Ayer por la tarde señalamos que la oración colecta del tercer domingo de Cuaresma nos indica también las prácticas, lo que hemos llamado el signo material de este tiempo sacramental que es la Cuaresma. ¿Cuál es este signo material, al igual que para la Eucaristía es el pan y el vino, y para el Bautismo el agua? «Señor, Padre de misericordia y origen de todo bien [bondad], que aceptas el ayuno [la mortificación], la oración y la limosna como remedio de nuestros pecados [como conversión], mira [benévolo] con amor a tu pueblo penitente y restaura con tu misericordia a los que estamos hundidos bajo el peso [remordimiento] de las culpas»2. Podemos sentir hastío de nosotros mismos, estar alarmados por nuestra nada, insatisfechos con nosotros mismos, pero Tú: «restaura con tu misericordia», es decir, con tu presencia misericordiosa danos vida, que el hecho de mirarte a Ti nos dé consuelo y nos restaure.

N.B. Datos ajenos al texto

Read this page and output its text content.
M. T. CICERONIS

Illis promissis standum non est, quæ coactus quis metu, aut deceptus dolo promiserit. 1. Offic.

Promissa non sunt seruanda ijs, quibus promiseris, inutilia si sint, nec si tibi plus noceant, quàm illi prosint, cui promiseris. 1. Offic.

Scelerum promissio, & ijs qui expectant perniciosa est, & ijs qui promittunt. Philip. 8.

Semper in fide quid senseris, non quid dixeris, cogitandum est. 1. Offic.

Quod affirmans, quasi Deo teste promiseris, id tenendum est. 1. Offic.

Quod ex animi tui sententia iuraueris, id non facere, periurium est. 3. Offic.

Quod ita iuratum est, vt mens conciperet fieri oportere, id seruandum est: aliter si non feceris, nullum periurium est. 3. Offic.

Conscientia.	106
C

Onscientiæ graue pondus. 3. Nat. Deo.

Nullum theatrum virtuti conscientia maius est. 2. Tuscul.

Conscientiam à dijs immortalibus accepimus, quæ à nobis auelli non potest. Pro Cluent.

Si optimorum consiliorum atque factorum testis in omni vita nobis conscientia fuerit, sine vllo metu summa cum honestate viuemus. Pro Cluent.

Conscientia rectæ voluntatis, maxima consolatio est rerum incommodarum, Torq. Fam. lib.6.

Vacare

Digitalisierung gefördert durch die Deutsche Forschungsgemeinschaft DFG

Debemos ayudarnos a comprender la verdad de estas tres prácticas para que sirvan para nuestra vida. La Cuaresma debe ser una obediencia a esta invitación de la Iglesia a la oración, al ayuno y a las obras de caridad fraterna.
1. Oración
Ante todo, es necesario que en este periodo respondamos a la invitación a recuperar más profundamente el sentido de la oración. Y el sentido de la oración cristiana es uno solo: la espera de Cristo. Como decíamos en la Escuela de comunidad3, el profeta hacía presente a Dios ante el pueblo. Pero, ¿qué pedía el profeta a Dios para el pueblo? Pedía a Dios mismo. De esta forma, para esa porción de pueblo que tenemos más cerca, que somos “nosotros mismos”, no podemos pedir otra cosa más que a Dios, que Dios se nos manifieste; no podemos más que aguardar la espera de la «bienaventurada alianza», la vuelta de Cristo, el cumplimiento de su resurrección –lo que es lo mismo, porque la manifestación final ya ha empezado con la resurrección de Cristo de entre los muertos–. Y haber sido insertados en la «nueva y eterna alianza» con el Bautismo significa que esta resurrección final ya está presente en nosotros. Es un pensamiento apasionante: hemos sido librados, experimentamos ya la liberación. Entonces, el único verdadero deseo es que su victoria se manifieste, o sea, que se cumpla la manifestación de lo que por el Bautismo llevamos ya en nuestra persona: Cristo resucitado. Lo cual, para la mirada normal que el hombre tiene sobre el tiempo coincide con la «espera del retorno de Cristo».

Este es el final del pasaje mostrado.